По засечённым целям противника била полковая батарея, батальонные «сорокапятки» и миномёты, но цепь моряков всё редела и редела. Поле перед высоткой покрылось чёрными бугорками. Солдаты, сжав зубы, ждали сигнала. Командир полка, видя с КП эту картину, дал команду атаковать. Батальон дружно поднялся и с ходу, на одном дыхании, выбил противника и занял высоту.
Уйти из австрияков не удалось никому – пленных в том бою не брали. От моряков остались целыми только пять человек. Много было тяжелораненых. В опустевшей траншее сиротливо лежали чёрные шинели, шапки и вещмешки.
Лейтенант
Лейтенант Рабоче-крестьянской милиции М. Сахончик. 1937 г.
Старший сержант М. А. Сахончик (слева) и капитан А. П. Поташев, секретарь парткомиссии полка.
Калининский фронт, деревня Кузьмино, 5 февраля 1942 г.
Украинский фронт, Львовская область, село Луковец, июль 1944 г. Совещание командного состава дивизии. В третьем ряду – лейтенант Сахончик, во втором ряду крайний справа – капитан Мостовой.
Страница дневника, который вёл на фронте М. А. Сахончик
Матросов, вместе с лейтенантом, похоронили отдельно, приколотив бескозырку к столбику с жестяной звездой. Отец, рассказывая это, с повлажневшими глазами говорил:
– Как сейчас вижу: белый снег, следы пунктирами и в конце – чёрная точка. Много точек. Знали ведь, что на верную смерть шли! Какие тогда люди были…
Его самого легко ранило уже на следующий день, когда немцы пытались отбить высотку. После госпиталя отец участвовал в боях в Молдавии, где под Тирасполем снова был ранен.

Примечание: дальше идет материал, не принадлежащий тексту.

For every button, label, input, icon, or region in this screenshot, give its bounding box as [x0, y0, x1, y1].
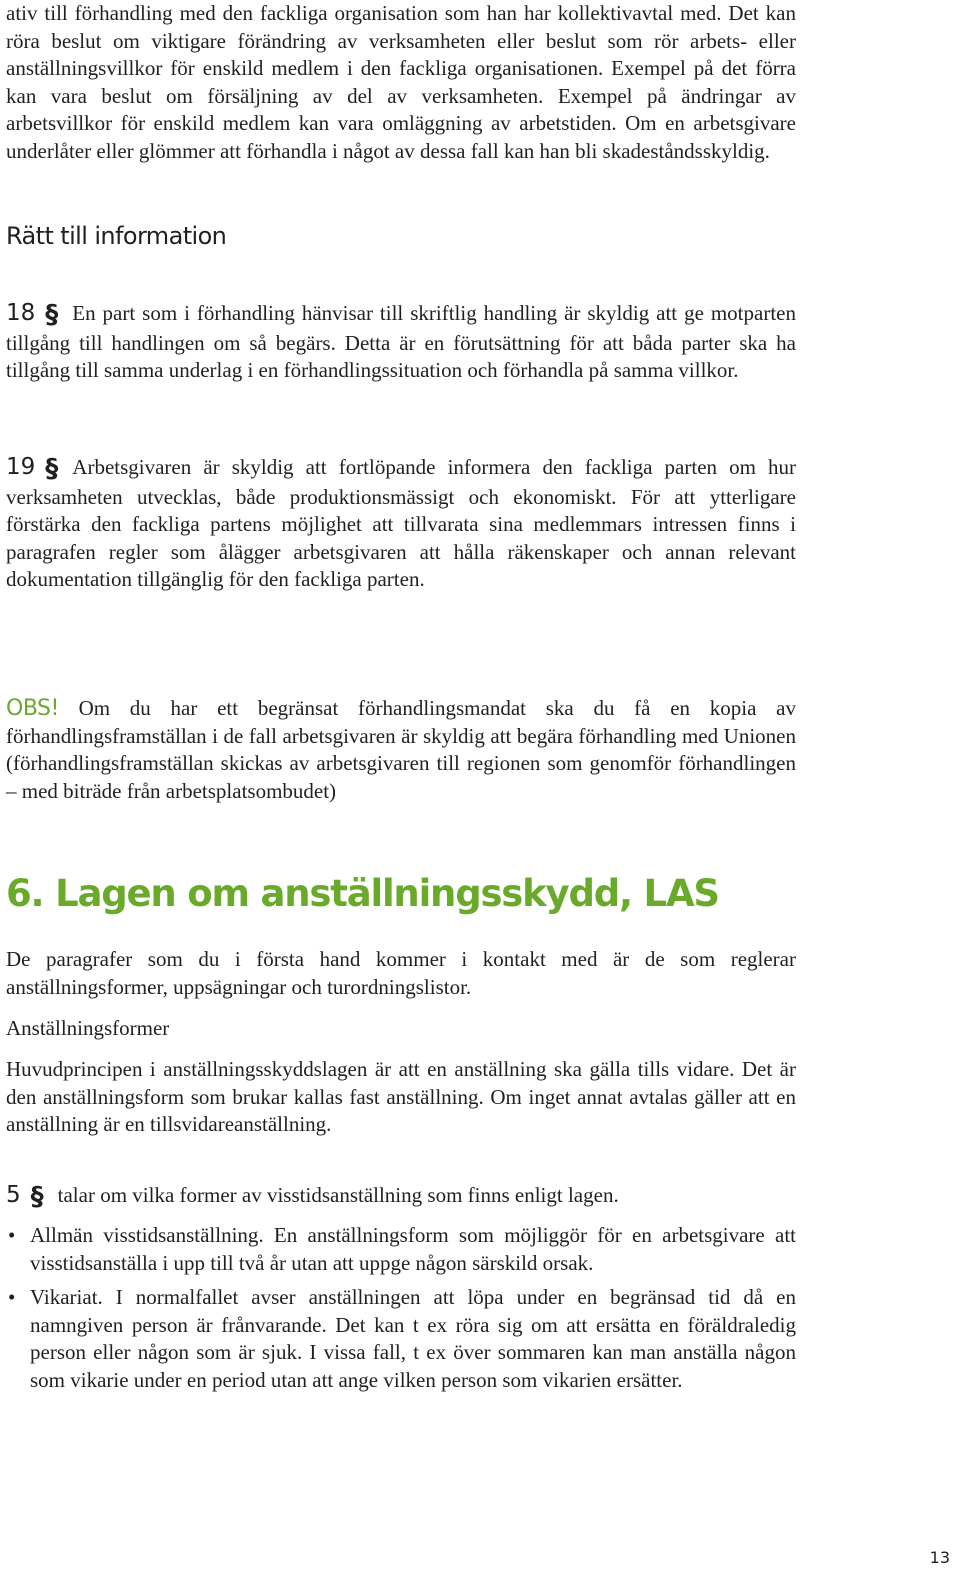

Для отца, замполита второго батальона 527-го стрелкового полка 118-й стрелковой дивизии, война закончилась в 1944 году – после тяжёлого ранения в ногу на Сандомирском плацдарме в Польше, когда он, со взводом из маршевого пополнения, пробивался в свой батальон. Его вынесли с поля боя возвращавшиеся с задания конные разведчики. Отец вышел из кисловодского госпиталя уже после Победы. Вернулся домой хромая, с палочкой и тощим вещмешком, где был трёхдневный офицерский паёк и немудрёные гостинцы жене и детям.
Он не стал генералом, не набрал полную грудь орденов и не привёз трофеев. Привёз с войны три ранения и два ордена (они его нашли уже в госпитале).
Он просто честно провоевал в пехоте (где средняя продолжительность жизни лейтенанта на передовой – по послевоенной статистике – не превышала двух недель, а солдат больше трёх раз в атаку не ходил) и остался жив.
Их было много, лейтенантов Отечественной войны – и выживших, и геройски погибших, и без вести пропавших на бесчисленных полях сражений.
Человеческая жизнь коротка, и они уходят от нас, бывшие лейтенанты той, давно отгремевшей большой войны. Давно нет в живых и моего отца, и его боевых товарищей. Но человек жив, пока о нём остается память.
Так давайте их помнить. Всегда, а не только 9 мая! Пусть пожелтевшие фронтовые фотографии навечно хранятся в семейных альбомах, а внуки и правнуки, с гордостью перебирая боевые награды в старой шкатулке, будут помнить, какой кровью они добыты.